FOTO DI STEFANO IOFFREDO ED ENZO TAFUTO
L’associazione En Art ci sorprende ancora con il suo ultimo lavoro teatrale, Io, sono invincibile, – tratto dall’opera Caligola di Albert Camus – rappresentata nel fine settimana tra il 12 e il 14 Febbraio 2016 al Nuovo Teatro Sanità di Napoli.
Nonostante i precedenti lavori ci abbiano già emozionato per il talento di questi giovani attori, l’ultimo è un lavoro diverso, un lavoro da cui traspare maturità e progressiva evoluzione artistica della compagnia. A salire sul palco questa volta sono stati: Alessandro Errico, Pako Ioffredo, Demi Licata, Arturo Muselli e Francesco Nappi.

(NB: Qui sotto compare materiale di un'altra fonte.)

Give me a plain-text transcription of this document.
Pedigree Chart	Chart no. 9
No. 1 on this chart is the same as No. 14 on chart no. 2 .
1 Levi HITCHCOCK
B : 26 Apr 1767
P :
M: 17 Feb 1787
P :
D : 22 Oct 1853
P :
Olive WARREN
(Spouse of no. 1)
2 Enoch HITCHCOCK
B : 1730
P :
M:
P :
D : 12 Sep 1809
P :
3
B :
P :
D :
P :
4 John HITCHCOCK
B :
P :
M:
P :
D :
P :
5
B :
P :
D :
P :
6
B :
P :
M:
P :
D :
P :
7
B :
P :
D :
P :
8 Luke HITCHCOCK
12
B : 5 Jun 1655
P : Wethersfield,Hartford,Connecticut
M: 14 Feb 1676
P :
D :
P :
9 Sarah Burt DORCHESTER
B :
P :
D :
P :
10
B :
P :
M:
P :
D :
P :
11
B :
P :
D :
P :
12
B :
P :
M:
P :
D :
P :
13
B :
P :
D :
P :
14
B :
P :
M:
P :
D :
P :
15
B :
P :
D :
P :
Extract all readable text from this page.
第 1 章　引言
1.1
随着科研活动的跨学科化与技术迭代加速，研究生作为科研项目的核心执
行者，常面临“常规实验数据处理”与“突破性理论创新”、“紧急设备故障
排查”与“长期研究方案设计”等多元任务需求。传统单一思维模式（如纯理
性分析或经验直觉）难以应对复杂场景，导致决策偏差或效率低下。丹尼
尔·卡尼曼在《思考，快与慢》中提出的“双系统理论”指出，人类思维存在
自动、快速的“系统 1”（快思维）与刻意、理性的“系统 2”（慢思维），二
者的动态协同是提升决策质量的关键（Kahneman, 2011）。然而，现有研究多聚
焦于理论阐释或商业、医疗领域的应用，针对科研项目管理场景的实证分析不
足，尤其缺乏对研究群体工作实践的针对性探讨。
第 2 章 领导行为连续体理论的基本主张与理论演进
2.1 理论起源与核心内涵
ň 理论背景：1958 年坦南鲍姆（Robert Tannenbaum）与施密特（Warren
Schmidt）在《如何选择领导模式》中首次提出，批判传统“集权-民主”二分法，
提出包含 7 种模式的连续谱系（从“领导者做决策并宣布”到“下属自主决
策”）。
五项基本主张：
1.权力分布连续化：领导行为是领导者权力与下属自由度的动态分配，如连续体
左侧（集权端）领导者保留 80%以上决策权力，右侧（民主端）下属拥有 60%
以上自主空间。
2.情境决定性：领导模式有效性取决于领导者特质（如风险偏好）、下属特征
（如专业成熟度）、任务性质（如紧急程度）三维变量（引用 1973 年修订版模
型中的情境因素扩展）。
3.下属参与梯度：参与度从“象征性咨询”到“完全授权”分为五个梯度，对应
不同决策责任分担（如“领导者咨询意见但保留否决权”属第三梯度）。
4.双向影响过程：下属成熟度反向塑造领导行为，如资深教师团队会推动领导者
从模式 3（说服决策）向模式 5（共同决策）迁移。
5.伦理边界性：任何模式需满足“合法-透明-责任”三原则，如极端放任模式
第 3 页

Con arguzia e intraprendenza, è stato “rispolverato” un classico del Teatro del Novecento e rielaborato secondo i dettami della nostra complessa e intricata contemporaneità. Classicismo e modernità sono titani della nostra storia che si scontrano nel lavoro teatrale di Pako Ioffredo; tuttavia essi convergono in analogie che ricordano i famosi corsi e ricorsi storici di Giambattista Vico.
L’imperatore romano Caligola, noto per il suo crudele individualismo, è interpretato dallo stesso regista Ioffredo. Egli mette costantemente in luce i paradossi della società e dell’umanità. Io, sono invincibile è un’opera esistenzialista dedicata all’uomo, vittima dell’eterna lotta tra bene e male, molto spesso indistinguibili; ma è anche una minuziosa descrizione delle dinamiche collettive; dell’egocentrismo che si esaspera in deliri di onnipotenza e nella lotta per l’ascesa al potere; il tutto è rappresentato però con un approccio quasi postmodernista, calcando la mano su meccanismi che ben conosciamo come la ricerca compulsiva di un consenso mediatico e l’apparenza ingannevole della pubblicità — persuasori occulti — che cerca di plagiare la massa passiva e ignorante, affamata di sicurezze fasulle.
Sulla scena si alternano personaggi che incarnano l’assurdo, attraverso sentimenti, passioni, dialoghi concitati; Caligola serba in sé la maggior parte delle contraddizioni umane: la sensibilità, la tenerezza, il sentimentalismo esasperato, l’amore per l’arte e la ricerca di senso che si annichiliscono di fronte alla morte e al dolore e diventano crudeltà, individualismo, egocentrismo; principi, questi, che non seguono le regole dell’ethos, né di una giustizia universale.
Caligola, assetato di sangue e libertà, è quasi simbolo di una volontà di potenza di stampo nietzscheano che si concreta in delirio, in distruzione portata avanti con la stessa sensibilità che l’aveva mosso verso il bene. Il personaggio oscilla nevroticamente tra momenti di grande fragilità e momenti di grottesca onnipotenza e lo scenario è frammentario e confusionario, così come le vicende umane. All’assassinio di Caligola — rappresentato parallelamente a scene di cruda cronaca attuale — non seguono eventi positivi, bensì la pesante eredità di una violenza che da sempre pervade la società.